I think this is a really slick feature. Hopefully you think the same. Have you ever had to replace some characters in javascript with String.prototype.replace() only to find you had to have a global flag with a regex? Well not anymore, because now with String.prototype.replaceAll(), it’s very straightforward and much more readable.

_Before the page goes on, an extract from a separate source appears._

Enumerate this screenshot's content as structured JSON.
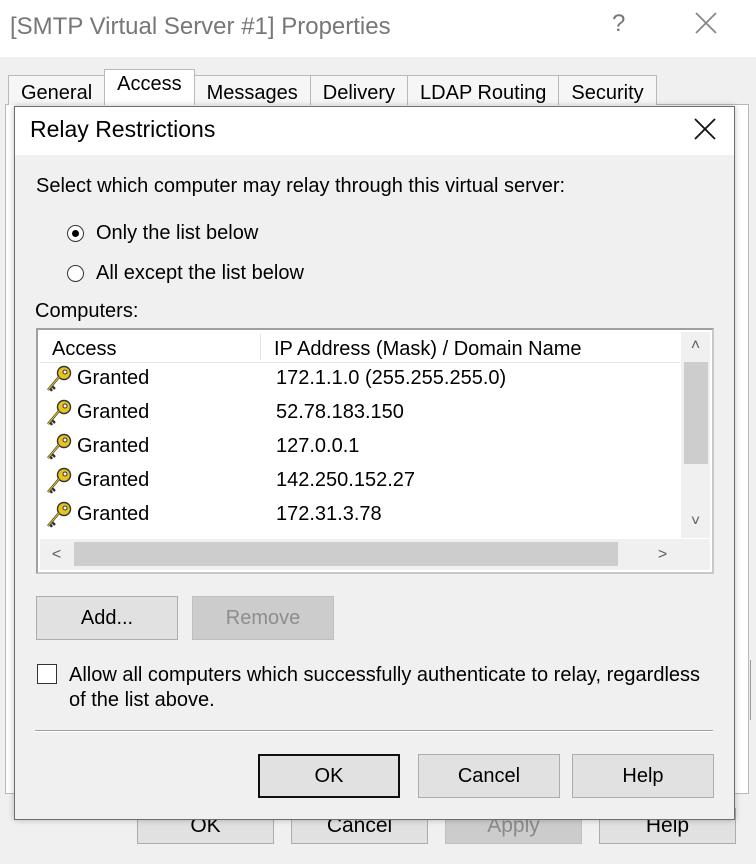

Let’s go see its MDN entry:

The String.prototype.replaceAll() method returns a new string with all matches of a pattern replaced by a replacement. The pattern can be a string or a RegExp, and the replacement can be a string or a function to be called for each match.

Check it out on the MDN

2. Numeric separators

// What's easier to read? With numeric separators things get A LOT easier!
var oneMillion = 1000000;
var oneMillion = 1_000_000;

var oneBillion = 1000000000;
var oneBillion = 1_000_000_000;

var hexBytes = 0xFFECDE5E
var hexBytes = 0xFF_EC_DE_5E

Maybe I think this is cooler than it really is but I think this feature speaks for itself. I used to make a few Javascript games here and there and I feel this would have really helped me back then with some of the values I stored. I do feel though that the hex stuff I will start using today. Overall it’s SOOO much easier to read, I love it.

View the TC39 Proposal

3. Logical OR assignment operators

// The logical OR assignment (x ||= y) operator only assigns if x is false.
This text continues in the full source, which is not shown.